Wednesday, May 24, 2017

Fried Chicken Fit for a Picnic

Memorial Day heralds the summer picnic season. Whether tail-gating at an event or going on an outing at the lake, beach, or mountain trail, a well-stocked picnic basket is a must.

The picnics of my childhood are some of my favorite summer memories. Way back in the woods, a deep spring connected to the river by a winding ice-cold, mossy brook. How we endured the chilly water I don’t know, but when the air temperature reached a humid 100 degrees, nothing was more refreshing.
As soon as we arrived at the swimming hole, a big, Georgia grown (best in the world) watermelon, complete with seeds for spitting contests, was lowered into the spring. It would stay there until we’d turned blue and our parents had pulled us out of the water. After we’d devoured our fill of all the other food, the usual fare of salads and desserts, we'd return to the water for awhile before slicing the watermelon.

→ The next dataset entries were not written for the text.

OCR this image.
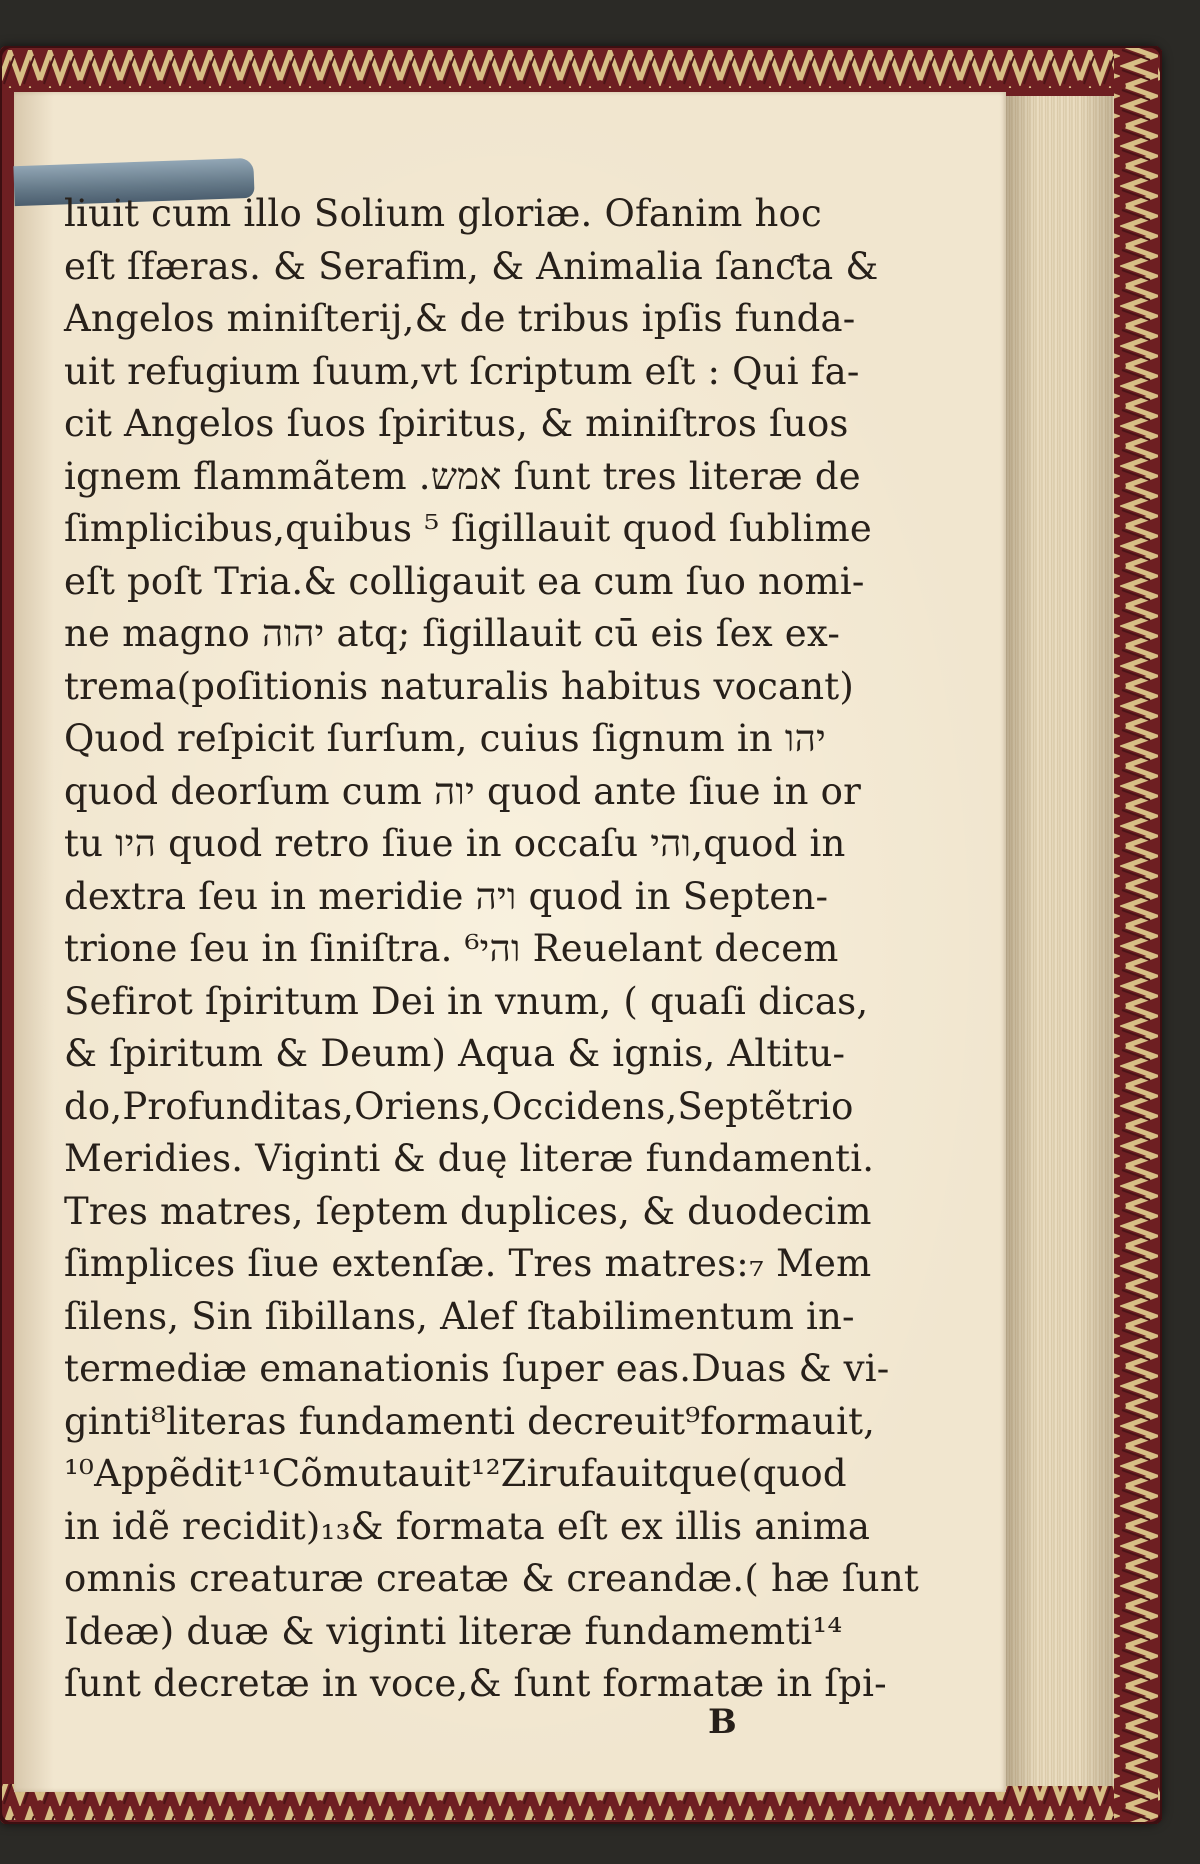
liuit cum illo Solium gloriæ. Ofanim hoc

eſt ſfæras. & Serafim, & Animalia ſanƈta &

Angelos miniſterij,& de tribus ipſis funda-

uit refugium ſuum,vt ſcriptum eſt : Qui fa-

cit Angelos ſuos ſpiritus, & miniſtros ſuos

ignem flammãtem .אמש ſunt tres literæ de

ſimplicibus,quibus ⁵ ſigillauit quod ſublime

eſt poſt Tria.& colligauit ea cum ſuo nomi-

ne magno יהוה atq; ſigillauit cū eis ſex ex-

trema(poſitionis naturalis habitus vocant)

Quod reſpicit ſurſum, cuius ſignum in יהו

quod deorſum cum יוה quod ante ſiue in or

tu היו quod retro ſiue in occaſu והי,quod in

dextra ſeu in meridie ויה quod in Septen-

trione ſeu in ſiniſtra. והי⁶ Reuelant decem

Sefirot ſpiritum Dei in vnum, ( quaſi dicas,

& ſpiritum & Deum) Aqua & ignis, Altitu-

do,Profunditas,Oriens,Occidens,Septẽtrio

Meridies. Viginti & duę literæ fundamenti.

Tres matres, ſeptem duplices, & duodecim

ſimplices ſiue extenſæ. Tres matres:₇ Mem

ſilens, Sin ſibillans, Alef ſtabilimentum in-

termediæ emanationis ſuper eas.Duas & vi-

ginti⁸literas fundamenti decreuit⁹formauit,

¹⁰Appẽdit¹¹Cõmutauit¹²Zirufauitque(quod

in idẽ recidit)₁₃& formata eſt ex illis anima

omnis creaturæ creatæ & creandæ.( hæ ſunt

Ideæ) duæ & viginti literæ fundamemti¹⁴

ſunt decretæ in voce,& ſunt formatæ in ſpi-

B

I’m sure there was a variety of meat dishes at these picnics, but all I remember is the fried chicken my mother brought.

Fried chicken is one of those dishes where the cooking depends on technique and experience more than ingredients. I still can’t make it as well as Mama did, but here’s the recipe, and the result is a lot better than KFC. Notes in parenthesis are from my experience.

3-4 lbs whole chicken, cut into pieces, skin on. (Best to cut up your own chicken. Butchers do it wonky these days. If you eat low fat, wait until it’s cooked to pull skin off. Breast meat, especially, will be dry if skinned.)
1 tsp salt
1 tsp pepper
2 cups buttermilk
Self-rising flour for coating
Vegetable oil or peanut oil

Sprinkle chicken with salt and pepper. Place chicken in a zip top bag and add buttermilk. Seal and chill for at least 2 hours. (Overnight is OK. Buttermilk is a great tenderizer and commercially raised chicken is tougher than home raised.)

Pour oil to a depth of 1 ½ inches in a deep iron skillet or Dutch oven. Heat to 360 degrees. (Measure temperature. If it’s not hot enough, chicken will absorb too much oil.) Add flour coated chicken a few pieces at the time. (Don’t coat until ready to cook and don’t crowd.) Cover and cook 6 minutes. Uncover and cook 9 minutes. Turn chicken, cover and cook 6 minutes. Uncover and cook 5-9 minutes. (Larger pieces need longer cooking.) Turn the chicken the last 3 minutes.
Drain on paper towels spread over a wire rack.

Pack when cooled to room temperature. You’ll lose the crunch if you pack it hot. (This chicken is better eaten cold in my opinion, so it’s especially good for picnics.)

Enjoy your Memorial Day picnic.

What’s your favorite picnic food? Comment for a chance to win Cinderella’s Boots by Darlene Franklin. 


  1. You are so right when you say exoerience is the key to good fried chicken! I have never been abke to equsl my mother or mither-in-law. I think that potato salad is snother must have for a picnic. Thanks for sharing this recipe and Happy Memories Day!

    1. Thanks for visiting today, Connie. I'm ashamed to admit I haven't fried chicken this year. No wonder I don't have enough experience.

  2. Picnics are so much fun. I love a good chicken salad sandwich, chips, fruit....yum!

    1. Oh, I love chicken salad and a friend has a new recipe that's delicious. Got to make it.

  3. Fried chicken seem to be a stable for a picnic. Experience in frying chicken adds a lot to the good fried chicken. It would be interesting how many of the younger generation even knows how to cut up a chicken to fry. Other favorite picnic foods three bean salad, baked beans, potato salad, chips and plenty of desserts with homemade ice cream. Yum. Have a great Memorial Day weekend Elaine and thanks for sharing.

    1. Homemade ice cream. I'd forgotten about that. I think we'll make some this weekend. Thanks for the reminder, Marilyn.

  4. I like the deserts that show up at picnics! When I was a kid, I was too busy swimming to care about eating. lol

    1. Me too, Patricia. Had to be forced out of the water and then wait 30 minutes after eating before going back in.